I saw the spark of greed in his eyes, his moment of bovine cunning. Once I helped him, I would have no way to enforce any agreement, and so his betrayal of me carried no price. I fought to keep my expression innocent. My wounds and my beard helped with that, I think.
“Thank you, Cortázar,” he said, and drew the hand terminal from his jumpsuit.
I took it from him gently, forcing myself not to grab at it. Under my fingertips, the files bloomed like roses, measurements and images and analytic summaries opening one after the next like diving into an ocean of data. The surface I had skimmed before lay over an abyss, and I fell joyfully into it. Some of the large-scale structures boasted an organic origin: lipid bilayers, proton pumps, something that might once have been a ribosome now altered almost past recognition. That, I believed, had led Brown astray.
He assumed that a cell membrane would be acting as a cell membrane, rather than considering what cell membranes did and how they might be used to some purpose other than simply creating a boundary between things. They could just as easily provide highways for molecules vulnerable to the partial charge of water molecules. Or any polar solvent. Like the optical illusion of faces and vases, the bilayers could define either the volumes separating them or the web of pathways they created. And these were only massive, macro-scale expressions of the information in the initial particles.
I paged through, going deeper, my mind sailing across seas of inference and assumption. Time did not stop so much as become irrelevant. I forgot that Brown was beside me until he touched my shoulder.
“It’s… interesting. Let me see what I can find.”
“Just understand,” he said. “I’m lead.”
“Of course,” I said. As if I could have forgotten.
It took me longer than I would have liked, sitting with the data and dredging up what I could remember of the experiments before. Time had eaten some of my memory and likely falsified some as well. The core of it remained, though. And the sense of wonder so deep it sucked my lungs empty from time to time. But slowly, I found a pattern. The thing at the center. What I thought of as the Queen Bee. While a great many of the structures I was looking at were beyond my understanding—beyond, I thought, any human understanding—there were others that did make some sense. Lattices that mimicked the beta sheets and expanded on them. Complex control and pattern-matching systems that were still just recognizable as brain tissues, two-stage pumps adapted from hearts. And at the center, a particle that nothing led to. A particle that both required and provided a massive amount of energy.
When I realized that the physical dimensions of the structure-particle were macroscopic, the knowledge rushed through me like a flood. I was seeing a stabilizing network that could bring subquantum effects up to a classical scale. A signaling device that ignored the speed of light by shrugging off locality, or possibly a stable wormhole. If I wept, I wept quietly. No one could know what I’d found. Especially not Brown.
Not until I had time to make my alternate.
“There’s no doubt we’re seeing the ruins of Eros,” I said.
“Obviously,” he said, impatient and rightly so.

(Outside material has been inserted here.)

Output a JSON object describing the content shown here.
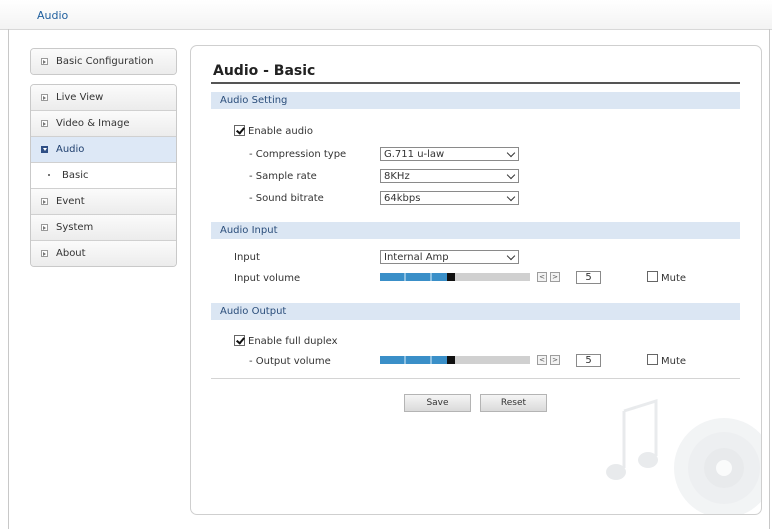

“But look at these tertiary structures,” I said, pulling up the graphic I’d prepared. “The connection between networks follows the same graph as embryonic profusion.”
“It’s making…”
“An
Brown snatched the hand terminal from me, his eyes jerking back and forth as he compared my graphs. It was a plausible lie, backed by fascinating and evocative correlations that didn’t share a shred of cause. It built on his prejudices of biological structures being used for biological uses. I watched his face as he followed along the arguments I’d constructed to mislead him. He had been desperate for a narrative, and now that I’d given him one, it seemed unlikely that he would see anything else. I don’t know whether relief or awe set his hands to trembling, only that they trembled.
“This is it,” he said. “This is what gets us out of here.”

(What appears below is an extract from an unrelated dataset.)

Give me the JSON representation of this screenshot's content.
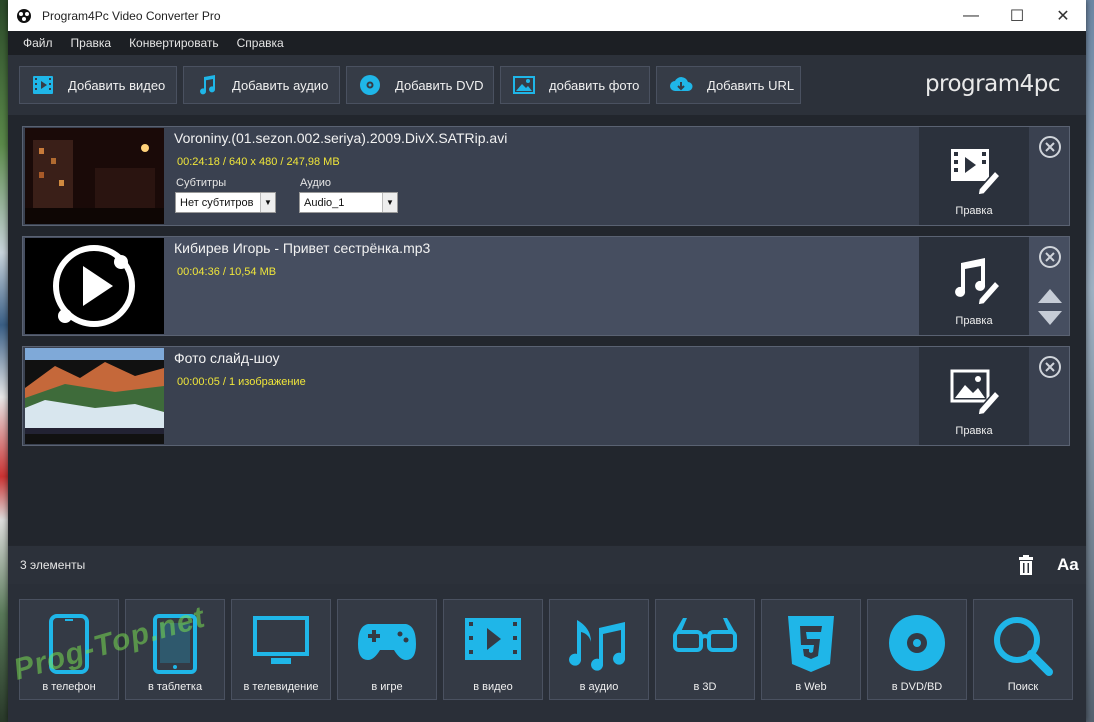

I appreciated his use of the plural, and I didn’t for a moment consider it sincere. I clapped him on the shoulder, levered myself up, and left him to convince himself of what he already wanted to believe. The others stood scattered about the room in groups of two and three and four. Whatever they pretended, all attention focused on Brown, and because of him, on me. I reached an open space and considered the observation windows. The Belters looked down on us. On me. Their weirdly large heads, their thin, elongated bodies. Chromosomally, they were as human as I was. What separated each of us—them and me—from the rest of humanity happened at much later stages than the genetic. I caught the eye of a greasy-haired man I recognized as one who had taken Brown to and from his sessions. I lifted my arms in a kind of boast.